Ein befreundeter Künstler des Autors hier, der gerade in Mexiko eine Kunstperformance präsentierte, schickte eine Mail zu dem Vorfall und schrieb unter anderem: „Es geht an die Substanz, von allen Seiten. Solche Fälle sind nichts gegen all das, was gar nicht erst mehr gehängt, gedruckt, produziert wird. Und er erzählt von einem Buchprojekt, das kein Verlag haben wollte, weil es ethisch zu heikel war. Der Verlag hätte einen Rufschaden befürchtet. Worum es ging? Um einen jungen Mann, „der schönen Sex mit einer alten behinderten Frau hat.“ Also eigentlich ja das klassische Harold und Maude Thema zensiert im vorauseilenden Gehorsam vor irgendwas mitten im 21. Jahrhundert.

Nun könnte sich Clare Gannaway aus Manchester tatsächlich auch diesen kleinen Debattenanstoß hier als Erfolg auf ihre Fahnen schreiben, aber wäre das nicht so, als würde man jemanden öffentlich die Faust ins Gesicht schlagen, um Gewalt in der Gesellschaft zu thematisieren? Der deutsche Künstler der in Mexiko gerade eine Performance macht, hat schon recht: Schlimmer wiegen doch die vielen Projekte, von denen nie jemand erfährt, weil sie schon im Vorfeld gar nicht erst mehr gehängt, gedruckt oder produziert werden.

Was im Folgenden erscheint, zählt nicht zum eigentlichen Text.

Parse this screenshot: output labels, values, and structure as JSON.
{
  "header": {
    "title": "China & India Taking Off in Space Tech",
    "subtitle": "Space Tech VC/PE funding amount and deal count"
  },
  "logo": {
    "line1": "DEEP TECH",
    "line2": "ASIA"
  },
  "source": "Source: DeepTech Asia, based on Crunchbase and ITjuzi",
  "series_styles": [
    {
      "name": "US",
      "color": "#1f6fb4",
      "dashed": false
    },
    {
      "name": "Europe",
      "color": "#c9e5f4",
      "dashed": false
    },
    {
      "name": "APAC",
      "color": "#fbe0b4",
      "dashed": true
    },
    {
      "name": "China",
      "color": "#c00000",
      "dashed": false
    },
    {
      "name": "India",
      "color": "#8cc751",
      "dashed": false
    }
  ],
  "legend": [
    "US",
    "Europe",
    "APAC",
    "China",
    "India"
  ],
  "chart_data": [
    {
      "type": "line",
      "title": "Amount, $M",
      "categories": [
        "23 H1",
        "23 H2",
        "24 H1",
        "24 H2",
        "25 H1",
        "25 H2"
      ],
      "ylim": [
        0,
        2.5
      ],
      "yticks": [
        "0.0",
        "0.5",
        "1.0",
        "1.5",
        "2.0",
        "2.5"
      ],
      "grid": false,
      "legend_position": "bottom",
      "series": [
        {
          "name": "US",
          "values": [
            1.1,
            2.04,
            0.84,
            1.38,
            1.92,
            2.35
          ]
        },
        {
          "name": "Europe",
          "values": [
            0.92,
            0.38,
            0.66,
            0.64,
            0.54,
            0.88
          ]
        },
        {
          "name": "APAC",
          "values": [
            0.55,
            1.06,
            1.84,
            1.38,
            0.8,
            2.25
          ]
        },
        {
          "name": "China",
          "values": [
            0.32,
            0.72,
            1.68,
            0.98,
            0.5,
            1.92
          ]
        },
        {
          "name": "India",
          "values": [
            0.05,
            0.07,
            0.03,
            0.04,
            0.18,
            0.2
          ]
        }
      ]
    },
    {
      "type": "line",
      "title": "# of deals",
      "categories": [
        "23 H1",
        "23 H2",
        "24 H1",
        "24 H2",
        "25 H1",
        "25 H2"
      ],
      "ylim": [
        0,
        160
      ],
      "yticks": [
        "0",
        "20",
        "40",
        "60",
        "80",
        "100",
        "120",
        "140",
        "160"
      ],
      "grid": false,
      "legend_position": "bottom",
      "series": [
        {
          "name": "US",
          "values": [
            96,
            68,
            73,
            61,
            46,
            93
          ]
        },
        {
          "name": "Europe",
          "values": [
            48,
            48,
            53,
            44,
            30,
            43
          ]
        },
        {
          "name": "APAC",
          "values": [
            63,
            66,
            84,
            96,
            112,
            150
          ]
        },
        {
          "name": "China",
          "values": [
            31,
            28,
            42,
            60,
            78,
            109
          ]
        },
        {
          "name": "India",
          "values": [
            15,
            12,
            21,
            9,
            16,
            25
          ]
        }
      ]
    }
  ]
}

Deutschlandfunkkultur titelte online zur Bilderabhängung in Manchester: „Die Nymphe als degradierte Femme Fatale.“ Und Jürgen Kaube widerspricht für die Frankfurter Alllgemeine: „Ein Bild abzuhängen, um ein Gespräch über seine Motive anzustoßen, ist widersinnig. Erkennbar wird hier als Diskussionsanstoß verbrämt, was in Wahrheit der Versuch ist, die von solchen ‚Kuratoren‘ erwünschten Ergebnisse einer solchen Diskussion vorwegzunehmen: dass nämlich so nicht hätte gemalt werden sollen, wie Waterhouse malte.“

Folgen wir Kaube, dann wird also von der Gegenwart aus die Vergangenheit zensiert und diskreditiert. Der ehemalige Bundespräsident Horst Köhler überschrieb einmal eine Rede mit dem Satz: „Geschichte kennen. Gegenwart begreifen. Zukunft gestalten.“ Er schrieb aber nicht: Geschichte verurteilen, Gegenwart überhöhen, Zukunft verdüstern. Lassen wir also Manchester getrost Manchester sein und wünschen der Kuratorin ein herzliches „let it be“ and please: find yourself in times of trouble.